Ce n’est plus le bord du gouffre. Ce n’est plus l’incendie au rez-de-chaussée. Après avoir frôlé la faillite de la Grèce et une crise majeure en Italie, une Europe encore bleuie par la crise entre dans une nouvelle phase, celle d’un débat montant et de plus en plus chaud sur les politiques économiques qu’il lui faut aujourd’hui mener.

Ce débat s’amorce car les crises qui se sont succédé depuis 2008 ont conduit l’Union à resserrer ses rangs pour y faire face, à institutionnaliser une solidarité financière entre ses membres et à accepter, surtout, l’idée d’une gouvernance économique commune, c’est-à-dire d’un pilotage commun des économies de la zone euro.

Mieux vaut tard que jamais, cette évolution relève de la simple logique puisqu’on ne peut avoir une monnaie commune et autant de politiques que d’Etats qui l’ont adoptée. L’Union a franchi là une étape fondamentale mais, dès lors qu’on souhaite avancer sur des lignes concordantes, encore faut-il définir ces lignes et c’est là que les difficultés commencent. Les 27 vont s’y atteler ce soir et demain, lors de leur niveau sommet. Ils vont tenter de parler croissance car personne ne pense que l’assainissement des comptes publics puisse constituer une politique à lui seul mais trois visions de la relance s’opposeront à Bruxelles.

Notamment incarnés par les conservateurs britanniques, les libéraux plaideront que le seul moyen de relancer l’économie européenne est de déréguler encore plus afin d’abaisser les prix en faisant jouer la concurrence et réduisant le coût du travail, salaires et charges sociales.

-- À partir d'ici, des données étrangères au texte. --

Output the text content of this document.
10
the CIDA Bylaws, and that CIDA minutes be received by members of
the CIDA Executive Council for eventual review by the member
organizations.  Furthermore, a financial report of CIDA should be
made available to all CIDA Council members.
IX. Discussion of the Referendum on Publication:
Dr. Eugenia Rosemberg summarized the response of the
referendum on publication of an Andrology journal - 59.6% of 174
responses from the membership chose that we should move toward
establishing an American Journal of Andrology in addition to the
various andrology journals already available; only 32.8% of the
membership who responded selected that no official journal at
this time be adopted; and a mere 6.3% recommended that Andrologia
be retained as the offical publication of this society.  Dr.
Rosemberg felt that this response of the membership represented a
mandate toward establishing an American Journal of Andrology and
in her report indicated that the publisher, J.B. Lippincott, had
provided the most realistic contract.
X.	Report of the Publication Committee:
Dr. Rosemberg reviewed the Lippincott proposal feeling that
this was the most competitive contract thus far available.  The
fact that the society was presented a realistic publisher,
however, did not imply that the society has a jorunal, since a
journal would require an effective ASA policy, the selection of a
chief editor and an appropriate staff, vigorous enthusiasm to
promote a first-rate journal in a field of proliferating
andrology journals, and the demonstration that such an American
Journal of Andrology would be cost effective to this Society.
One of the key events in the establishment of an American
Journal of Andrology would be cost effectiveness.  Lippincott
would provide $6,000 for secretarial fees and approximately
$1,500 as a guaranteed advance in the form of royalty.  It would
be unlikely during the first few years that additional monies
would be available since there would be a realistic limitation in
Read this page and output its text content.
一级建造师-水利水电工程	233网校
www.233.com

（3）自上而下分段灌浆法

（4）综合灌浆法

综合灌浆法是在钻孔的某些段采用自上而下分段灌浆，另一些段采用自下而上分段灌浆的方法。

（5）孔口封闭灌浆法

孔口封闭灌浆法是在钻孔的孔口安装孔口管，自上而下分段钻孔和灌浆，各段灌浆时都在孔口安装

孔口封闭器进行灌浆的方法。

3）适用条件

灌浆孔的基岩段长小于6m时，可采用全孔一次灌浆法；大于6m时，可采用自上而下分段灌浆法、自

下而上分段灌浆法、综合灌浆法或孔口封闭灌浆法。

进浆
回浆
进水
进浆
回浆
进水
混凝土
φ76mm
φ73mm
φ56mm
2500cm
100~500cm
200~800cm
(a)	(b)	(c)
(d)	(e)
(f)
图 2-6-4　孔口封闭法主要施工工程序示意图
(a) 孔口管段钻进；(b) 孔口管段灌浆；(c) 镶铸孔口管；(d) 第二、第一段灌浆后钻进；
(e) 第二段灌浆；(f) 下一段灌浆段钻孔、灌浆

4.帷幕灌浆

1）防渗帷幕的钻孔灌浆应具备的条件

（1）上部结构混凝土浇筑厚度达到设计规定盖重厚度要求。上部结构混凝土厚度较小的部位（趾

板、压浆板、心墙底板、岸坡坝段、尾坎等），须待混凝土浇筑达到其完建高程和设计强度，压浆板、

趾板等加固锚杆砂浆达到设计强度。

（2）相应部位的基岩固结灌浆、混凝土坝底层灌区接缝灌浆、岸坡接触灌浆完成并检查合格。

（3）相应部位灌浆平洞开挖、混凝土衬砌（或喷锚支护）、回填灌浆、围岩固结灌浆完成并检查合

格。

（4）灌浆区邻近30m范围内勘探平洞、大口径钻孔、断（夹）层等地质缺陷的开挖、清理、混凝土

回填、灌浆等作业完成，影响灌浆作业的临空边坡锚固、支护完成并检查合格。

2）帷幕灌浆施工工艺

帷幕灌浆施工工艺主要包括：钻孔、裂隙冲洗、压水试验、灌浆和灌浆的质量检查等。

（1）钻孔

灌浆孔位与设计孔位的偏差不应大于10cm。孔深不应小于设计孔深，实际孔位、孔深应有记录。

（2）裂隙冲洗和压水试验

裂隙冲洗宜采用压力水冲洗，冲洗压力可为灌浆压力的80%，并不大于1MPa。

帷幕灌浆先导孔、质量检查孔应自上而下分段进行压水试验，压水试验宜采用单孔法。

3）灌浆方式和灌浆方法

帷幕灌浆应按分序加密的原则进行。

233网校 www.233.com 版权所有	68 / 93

Les droites, notamment incarnées par Angela Merkel et Nicolas Sarkozy, refuseront cette potion car elles ont pris beaucoup de distance avec la dérégulation depuis le krach de Wall Street mais n’en insisteront pas moins sur la réduction des dépenses publiques et la limitation de la pression fiscale, sur les grandes entreprises en particulier, car la priorité est, pour les droites, à la compétitivité avec les pays émergents et leurs bas coûts de production.

Et puis il aura les gauches, peu représentées à ce Conseil pour la bonne raison qu’elles ne sont au pouvoir que dans très peu de pays membres. Les gauches ne seront pas vraiment partie prenante à ce sommet mais leur ombre pèsera sur lui, parce que les socialistes français ont de vraies chances de revenir aux affaires et que l’austérité rend les droites européennes impopulaires tandis qu’elle favorise une remontée des gauches, y compris en Allemagne.

Pour les gauches européennes, il faut accompagner la réduction des dettes publiques de fortes mesures de relance qui passent, à leur yeux, par des investissements européens communs dans les industries d’avenir, un véritable soutien de la Banque centrale européenne aux économies nationales et le lancement d’emprunts européens, les eurobonds, garantis par l’ensemble de l’Union. Le débat ne fait que commencer. Son évolution dépendra des scrutins nationaux mais, dans l’empoignade qui s’annonce, c’est une Europe politique qui émerge, politique mais toujours peu, très peu, démocratique.